Каким образом оказались в Аргентине?

— Мы про Аргентину думали давно и долго. Мы знали, что она существует, что это удивительная, классная страна, и мы сюда хотели. Но мы думали, что сначала сюда съездим просто так, узнаем, что это за место. И когда настало время ехать, мы подумали: «Ну, может быть, не сразу». Хотя после появился вопрос: «А почему? Почему мы не поехали сразу?» Нипочему. Потому что страшно так резко это делать. Аргентина оказалась и по-прежнему кажется очень-очень далекой. Когда ты сюда уезжаешь, ты сразу понимаешь, что очень сильно уехал. Ты в том месте, где летом зима, где ночью день, где ходят вверх ногами. И ещё, когда мы сюда приехали из Непала, мы поняли, что, неожиданно, для нас здесь Европа. То, что мы любим в Европе, здесь есть. Здесь классно, здесь очень хорошо.

Уезжая из России, вы уезжали от коллективной ответственности?

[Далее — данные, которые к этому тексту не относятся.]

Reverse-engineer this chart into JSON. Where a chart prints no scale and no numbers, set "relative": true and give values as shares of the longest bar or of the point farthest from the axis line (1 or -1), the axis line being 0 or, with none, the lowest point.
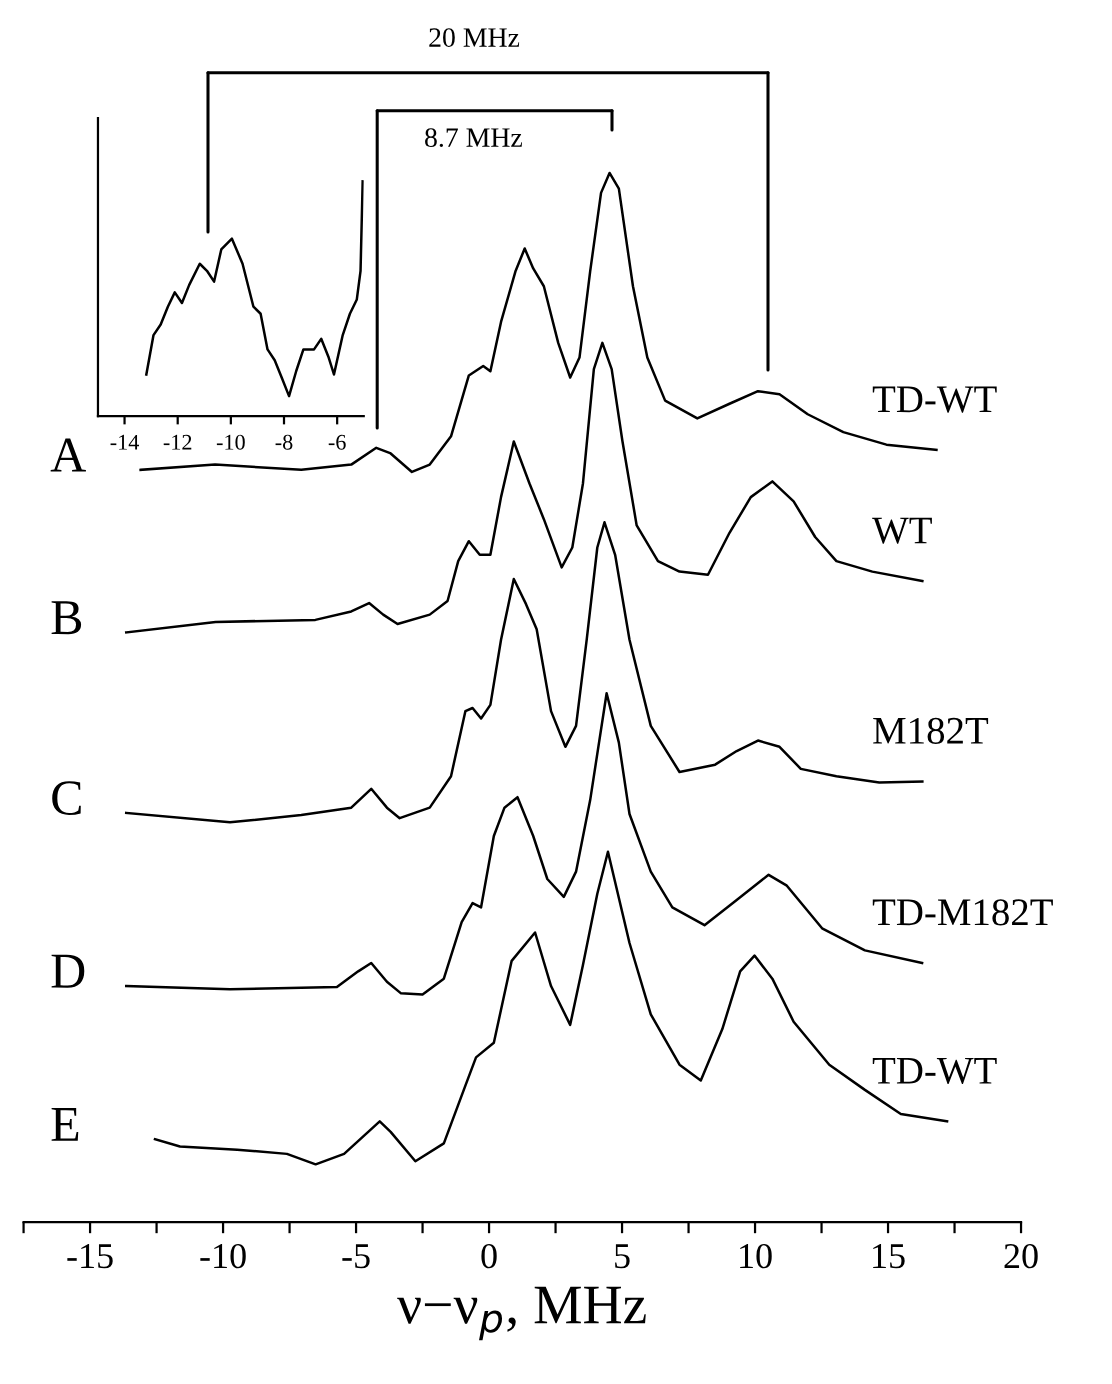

— Конечно нет. Как от этого уедешь? Я недавно разговаривал с очень хорошей знакомой из Германии, которая живет там уже 26 лет. Она рассказала очень интересную историю: она родила в Германии сына, который, естественно, чувствовал себя с детства немцем. И когда он учился в школе, в какой-то момент он пришел и сказал: «Мам, как жить с этой коллективной ответственностью, которую мы, немцы, несем за все ужасы, которые творили мы, немцы, во время Второй мировой войны». Она говорит: «Стой-стой-стой, твой дедушка погиб на войне, он воевал за Советский Союз. Ты не имеешь отношения к этой коллективной ответственности». Но он не мог это принять и понять, потому что ему уже так рассказали в школе, и он так понял. Сейчас он уже взрослый, ему 18 лет, и он несет такое же чувство вины и коллективной ответственности за русско-украинскую экспансию, за то, что он генетический представитель того самого народа, который напал на Украину и сейчас творит эти ужасы. Он опять чувствует свою вину, при том, что родился в Германии, никогда не жил в России и никак не отвечает за то, что происходит. Мне интересно, как с ним это происходит. Мы, безусловно, несем ответственность. Я знаю, что лично я сделал все, что мог. Я не вижу, в каком месте я мог бы сделать больше. Все что, что я делал — не помогло. Сейчас я очень сильно и глобально разочаровался в пользе тех действий, которые предпринимал, в идее мирного протеста, который очень долго проповедовал. Я старался, я ходил, я наблюдал на выборах, и все это ерунда ­- это не помогло.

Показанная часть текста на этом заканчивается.